Composer Michael Alec Rose reveals his dramatic side in a concert of his virtuoso concertos 

Roar of the Roses

Roar of the Roses

The composer Michael Alec Rose left an alarming – and intriguing – message on my answering machine the other day.

"Something absolutely horrible has happened," said a breathless Rose. "And something absolutely wonderful and miraculous has happened too."

First, the bad news: John Kochanowski, the Blair String Quartet's esteemed violist, recently injured his back. So he was no longer available to play the composer's Viola Sonata No. 3 at an all-Rose concert on Jan. 22 at Turner Recital Hall. Rose had titled his sonata "The Pedagogy of Grief." Seldom has a moniker seemed more prophetic. (Kochanowski is expected to make a full recovery.)

"John felt so terrible about canceling that he offered to fly another violist to Nashville as a substitute," says Rose. "Fortunately we had another opportunity."

That's the good news. Turns out one of Rose's students, Shelby Flowers, was scheduled to perform the composer's Piano Concerto "Interferon" in a Blair School of Music concerto competition. She agreed to perform it at Rose's Jan. 22 concert too. Piano virtuoso Craig Nies will accompany her, performing a keyboard arrangement of the concerto's orchestra part.

"The beauty of this program change is that the concert will now be devoted entirely to my concertos," says Rose.

Tuesday's concert will also feature the world premiere of Rose's latest work, Sedentary Dances: Scenes for Cello and Orchestra. Cello phenom Felix Wang, the concerto's dedicatee, will debut the work, with the composer playing the orchestra part in a piano arrangement.

Inspiration to compose the new cello concerto came to Rose in a flash last season. He was at a Blair School of Music concert, listening to a performance of his Opened Ground. Arranged for solo cello, Opened Ground takes its name from the collected poems of Seamus Heaney. It's a real virtuoso piece, full of blistering passagework and fiendishly difficult fingerings.

Rose was struck by the way the cellist, Wang, played the piece. He was intensely in the moment, playing with red-hot temperament, sending forth streams of rhythmically vital notes into the concert hall while remaining essentially motionless in his chair. "Felix seemed to be engaged in a kind of sedentary ballet," Rose says. "I knew at that instant that I wanted to a write a cello concerto for him."

Arranged in one movement, Sedentary Dances is an episodic piece.
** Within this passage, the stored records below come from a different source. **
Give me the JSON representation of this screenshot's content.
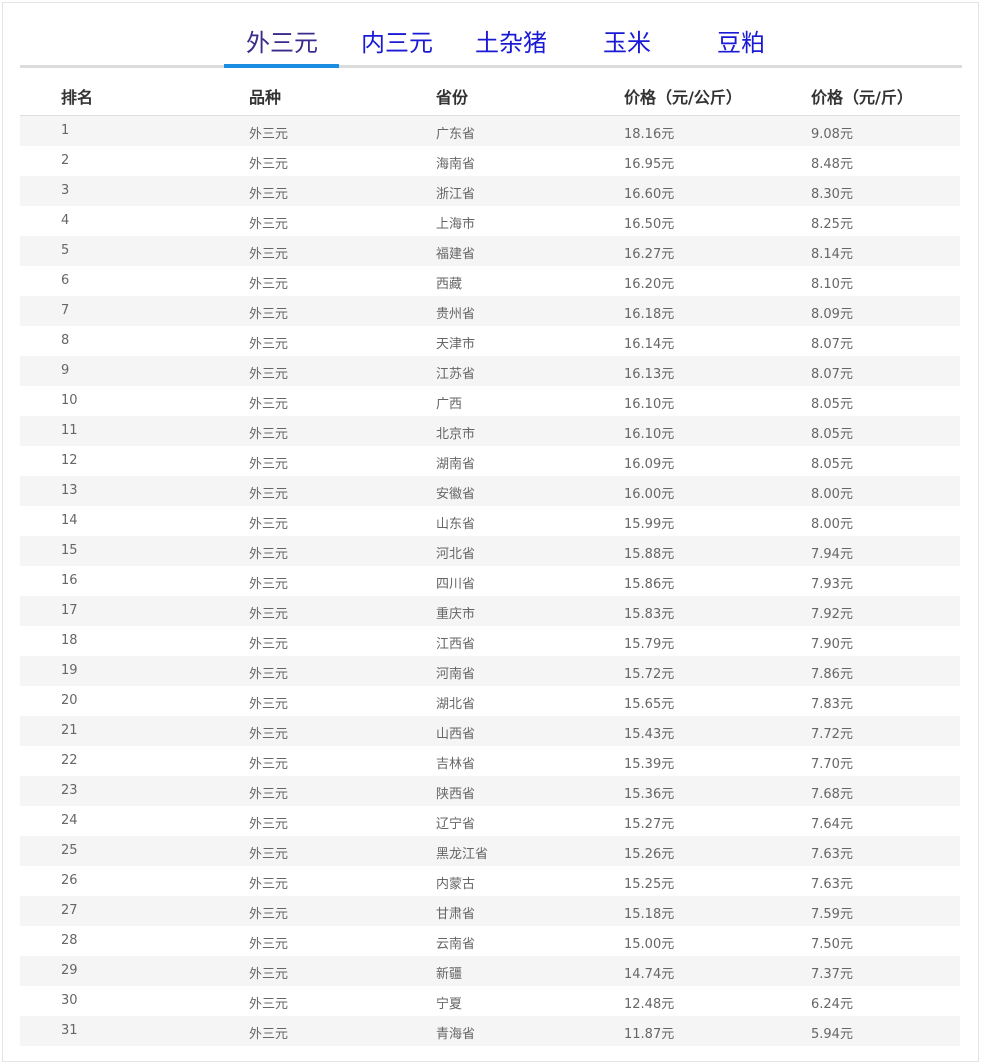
{
  "tabs": [
    {
      "label": "外三元",
      "active": true
    },
    {
      "label": "内三元",
      "active": false
    },
    {
      "label": "土杂猪",
      "active": false
    },
    {
      "label": "玉米",
      "active": false
    },
    {
      "label": "豆粕",
      "active": false
    }
  ],
  "table": {
    "headers": [
      "排名",
      "品种",
      "省份",
      "价格（元/公斤）",
      "价格（元/斤）"
    ],
    "rows": [
      [
        "1",
        "外三元",
        "广东省",
        "18.16元",
        "9.08元"
      ],
      [
        "2",
        "外三元",
        "海南省",
        "16.95元",
        "8.48元"
      ],
      [
        "3",
        "外三元",
        "浙江省",
        "16.60元",
        "8.30元"
      ],
      [
        "4",
        "外三元",
        "上海市",
        "16.50元",
        "8.25元"
      ],
      [
        "5",
        "外三元",
        "福建省",
        "16.27元",
        "8.14元"
      ],
      [
        "6",
        "外三元",
        "西藏",
        "16.20元",
        "8.10元"
      ],
      [
        "7",
        "外三元",
        "贵州省",
        "16.18元",
        "8.09元"
      ],
      [
        "8",
        "外三元",
        "天津市",
        "16.14元",
        "8.07元"
      ],
      [
        "9",
        "外三元",
        "江苏省",
        "16.13元",
        "8.07元"
      ],
      [
        "10",
        "外三元",
        "广西",
        "16.10元",
        "8.05元"
      ],
      [
        "11",
        "外三元",
        "北京市",
        "16.10元",
        "8.05元"
      ],
      [
        "12",
        "外三元",
        "湖南省",
        "16.09元",
        "8.05元"
      ],
      [
        "13",
        "外三元",
        "安徽省",
        "16.00元",
        "8.00元"
      ],
      [
        "14",
        "外三元",
        "山东省",
        "15.99元",
        "8.00元"
      ],
      [
        "15",
        "外三元",
        "河北省",
        "15.88元",
        "7.94元"
      ],
      [
        "16",
        "外三元",
        "四川省",
        "15.86元",
        "7.93元"
      ],
      [
        "17",
        "外三元",
        "重庆市",
        "15.83元",
        "7.92元"
      ],
      [
        "18",
        "外三元",
        "江西省",
        "15.79元",
        "7.90元"
      ],
      [
        "19",
        "外三元",
        "河南省",
        "15.72元",
        "7.86元"
      ],
      [
        "20",
        "外三元",
        "湖北省",
        "15.65元",
        "7.83元"
      ],
      [
        "21",
        "外三元",
        "山西省",
        "15.43元",
        "7.72元"
      ],
      [
        "22",
        "外三元",
        "吉林省",
        "15.39元",
        "7.70元"
      ],
      [
        "23",
        "外三元",
        "陕西省",
        "15.36元",
        "7.68元"
      ],
      [
        "24",
        "外三元",
        "辽宁省",
        "15.27元",
        "7.64元"
      ],
      [
        "25",
        "外三元",
        "黑龙江省",
        "15.26元",
        "7.63元"
      ],
      [
        "26",
        "外三元",
        "内蒙古",
        "15.25元",
        "7.63元"
      ],
      [
        "27",
        "外三元",
        "甘肃省",
        "15.18元",
        "7.59元"
      ],
      [
        "28",
        "外三元",
        "云南省",
        "15.00元",
        "7.50元"
      ],
      [
        "29",
        "外三元",
        "新疆",
        "14.74元",
        "7.37元"
      ],
      [
        "30",
        "外三元",
        "宁夏",
        "12.48元",
        "6.24元"
      ],
      [
        "31",
        "外三元",
        "青海省",
        "11.87元",
        "5.94元"
      ]
    ]
  },
  "colors": {
    "tab_text": "#1a1ad6",
    "tab_active_text": "#3a2a8a",
    "tab_underline": "#1a8ee0",
    "stripe": "#f5f5f5",
    "cell_text": "#666666",
    "header_text": "#333333"
  }
}
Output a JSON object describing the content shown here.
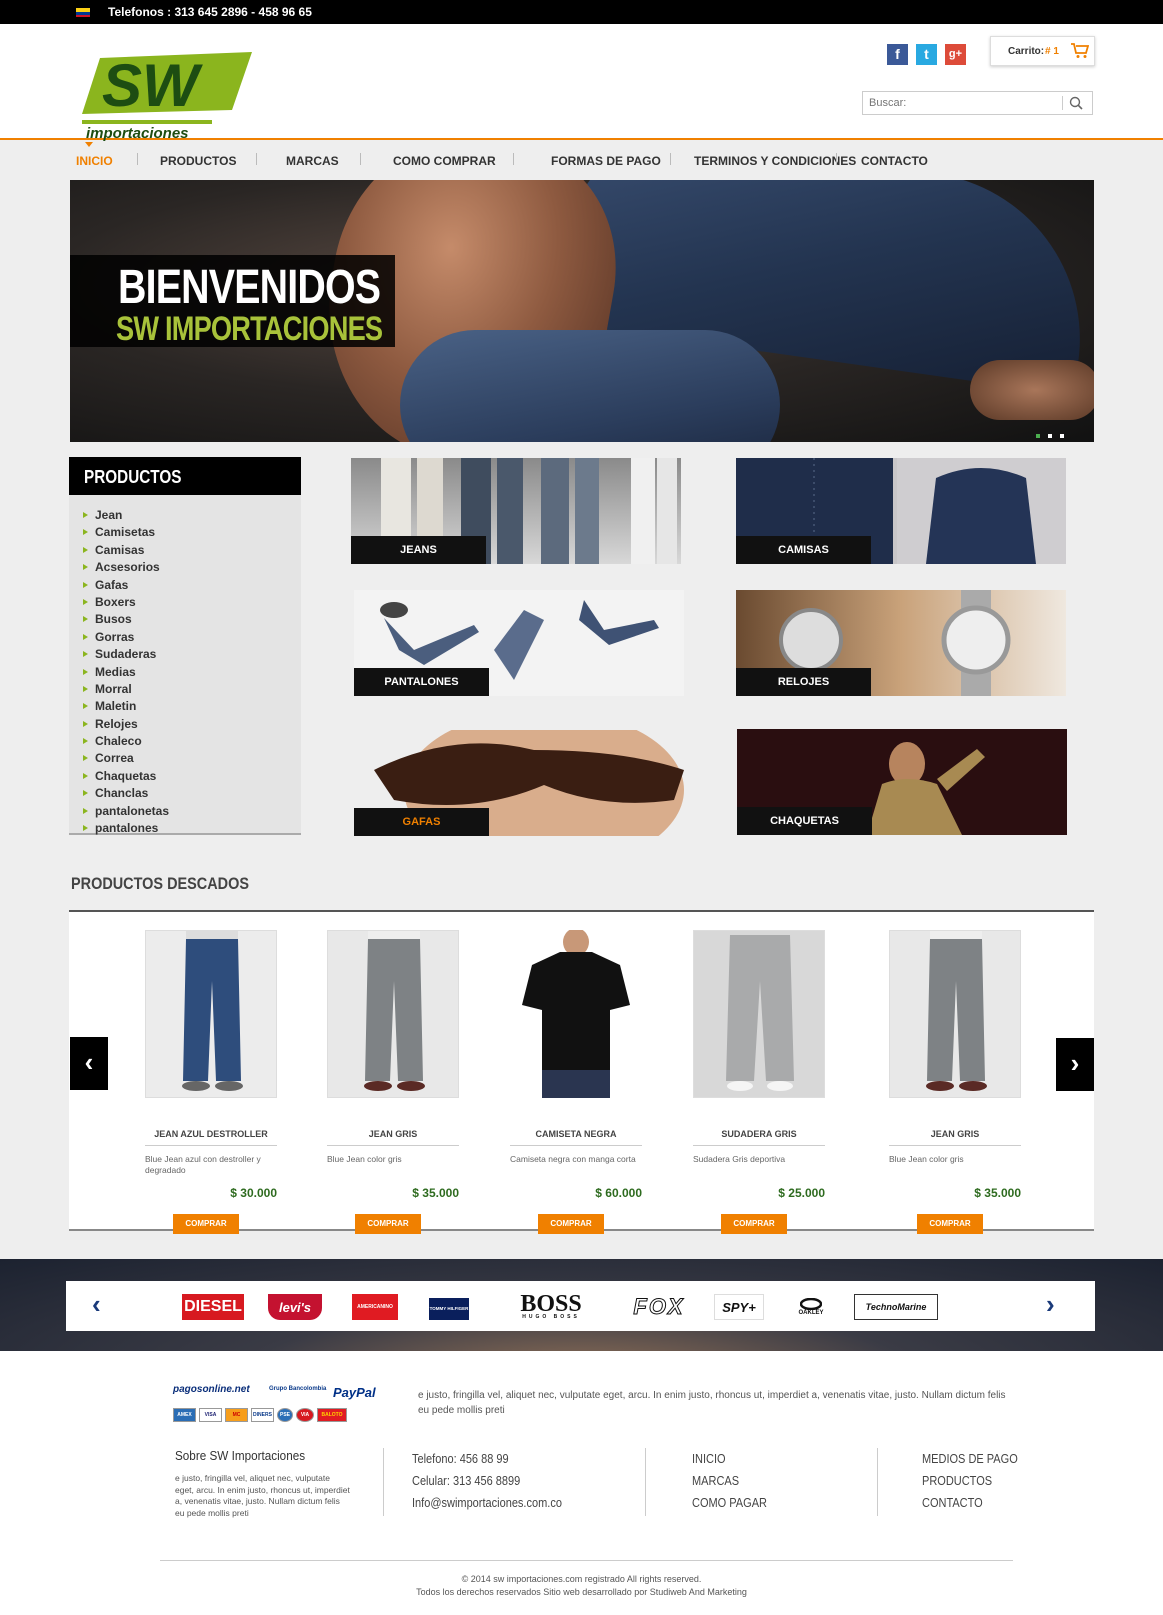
{
  "topbar": {
    "phone": "Telefonos : 313 645 2896  - 458 96 65"
  },
  "header": {
    "logo_text_top": "SW",
    "logo_text_bottom": "importaciones",
    "cart_label": "Carrito:",
    "cart_count": "# 1",
    "search_placeholder": "Buscar:"
  },
  "social": [
    {
      "icon": "facebook-icon",
      "glyph": "f",
      "color": "#3b5998"
    },
    {
      "icon": "twitter-icon",
      "glyph": "t",
      "color": "#29a9e1"
    },
    {
      "icon": "googleplus-icon",
      "glyph": "g+",
      "color": "#dd4b39"
    }
  ],
  "nav": [
    {
      "label": "INICIO",
      "active": true
    },
    {
      "label": "PRODUCTOS"
    },
    {
      "label": "MARCAS"
    },
    {
      "label": "COMO COMPRAR"
    },
    {
      "label": "FORMAS DE PAGO"
    },
    {
      "label": "TERMINOS Y CONDICIONES"
    },
    {
      "label": "CONTACTO"
    }
  ],
  "hero": {
    "line1": "BIENVENIDOS",
    "line2": "SW IMPORTACIONES"
  },
  "sidebar": {
    "title": "PRODUCTOS",
    "items": [
      "Jean",
      "Camisetas",
      "Camisas",
      "Acsesorios",
      "Gafas",
      "Boxers",
      "Busos",
      "Gorras",
      "Sudaderas",
      "Medias",
      "Morral",
      "Maletin",
      "Relojes",
      "Chaleco",
      "Correa",
      "Chaquetas",
      "Chanclas",
      "pantalonetas",
      "pantalones"
    ]
  },
  "categories": [
    {
      "label": "JEANS"
    },
    {
      "label": "CAMISAS"
    },
    {
      "label": "PANTALONES"
    },
    {
      "label": "RELOJES"
    },
    {
      "label": "GAFAS",
      "highlight": "#f08000"
    },
    {
      "label": "CHAQUETAS"
    }
  ],
  "featured": {
    "title": "PRODUCTOS DESCADOS",
    "buy_label": "COMPRAR",
    "products": [
      {
        "name": "JEAN  AZUL DESTROLLER",
        "desc": "Blue Jean azul con destroller y degradado",
        "price": "$ 30.000"
      },
      {
        "name": "JEAN  GRIS",
        "desc": "Blue Jean color gris",
        "price": "$ 35.000"
      },
      {
        "name": "CAMISETA NEGRA",
        "desc": "Camiseta negra con manga corta",
        "price": "$ 60.000"
      },
      {
        "name": "SUDADERA  GRIS",
        "desc": "Sudadera Gris deportiva",
        "price": "$ 25.000"
      },
      {
        "name": "JEAN  GRIS",
        "desc": "Blue Jean color gris",
        "price": "$ 35.000"
      }
    ]
  },
  "brands": [
    "DIESEL",
    "levi's",
    "AMERICANINO",
    "TOMMY HILFIGER",
    "BOSS",
    "FOX",
    "SPY+",
    "OAKLEY",
    "TechnoMarine"
  ],
  "brand_subtitles": {
    "boss": "HUGO BOSS"
  },
  "footer": {
    "pay_brand": "pagosonline.net",
    "pay_bank": "Grupo Bancolombia",
    "pay_paypal": "PayPal",
    "pay_cards": [
      "AMEX",
      "VISA",
      "MC",
      "DINERS",
      "PSE",
      "VIA",
      "BALOTO"
    ],
    "lorem": "e justo, fringilla vel, aliquet nec, vulputate eget, arcu. In enim justo, rhoncus ut, imperdiet a, venenatis vitae, justo. Nullam dictum felis eu pede mollis preti",
    "about_title": "Sobre SW Importaciones",
    "about_text": "e justo, fringilla vel, aliquet nec, vulputate eget, arcu. In enim justo, rhoncus ut, imperdiet a, venenatis vitae, justo. Nullam dictum felis eu pede mollis preti",
    "phone": "Telefono: 456 88 99",
    "cell": "Celular: 313 456 8899",
    "email": "Info@swimportaciones.com.co",
    "links1": [
      "INICIO",
      "MARCAS",
      "COMO PAGAR"
    ],
    "links2": [
      "MEDIOS DE PAGO",
      "PRODUCTOS",
      "CONTACTO"
    ],
    "copy1": "© 2014 sw importaciones.com registrado  All rights reserved.",
    "copy2": "Todos los derechos reservados Sitio web desarrollado por Studiweb And Marketing"
  },
  "colors": {
    "accent": "#f08000",
    "green": "#8bb51e",
    "price": "#2e6b1f"
  }
}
Lyrical themes are stated at the outset of the concerto. They return, like poignant memories, in elaborated form as the work unfolds. "This concerto is very expressive," says Wang. "It's also extremely well-written for cello. Michael keeps the melodies in the cello's middle range, which gives the music a rich, warm sound."

Rose conceded that it's unusual to hear a cello concerto performed in a chamber arrangement — that is, with the cello accompanied by a piano instead of an orchestra. "The chamber version is absolutely faithful to my original intentions," says Rose. "So I declare this Tuesday's concert to be completely kosher."

There's never been any question about the authenticity and orthodoxy of Rose's Piano Concerto. He composed it in 2000 for Nies, who later premiered it with orchestra in the Czech Republic.

Rose found inspiration for the concerto in a poem called "Interferon," by the Czech poet and immunologist Miroslav Holub. In the poem, the immune system serves as a metaphor for art. Music and theater, like white blood cells, have a knack for conquering the afflictions that plague mankind. "Holub tosses metaphors like benign grenades, all of them bursting with the power of the theatrical imagination," writes Rose in the program notes for the concerto.

Arranged in one movement, the Piano Concerto opens with a mass of sound, in a style Flowers describes as neo-tonal. "There's a lot of chaos in this piece, but also a lot of beauty," says Flowers. "Some of the slow melodies are truly transcendent and peaceful."

Flowers, a Blair senior, is a versatile young artist who has studied piano with Nies and composing with Rose. She's put all of that training to good use in the Rose concerto. In order to play the concerto in competitions, Flowers needed to have a piano transcription of the orchestra part available for accompanists. No such arrangement, however, existed. So Flowers created her own transcription of the orchestra music, which Nies will perform on Tuesday.

"Shelby's favorite passage in the entire concerto is a beautiful melody for oboe," says Nies. "I think she may be a little envious that I'm going to be the one who gets to play that tune."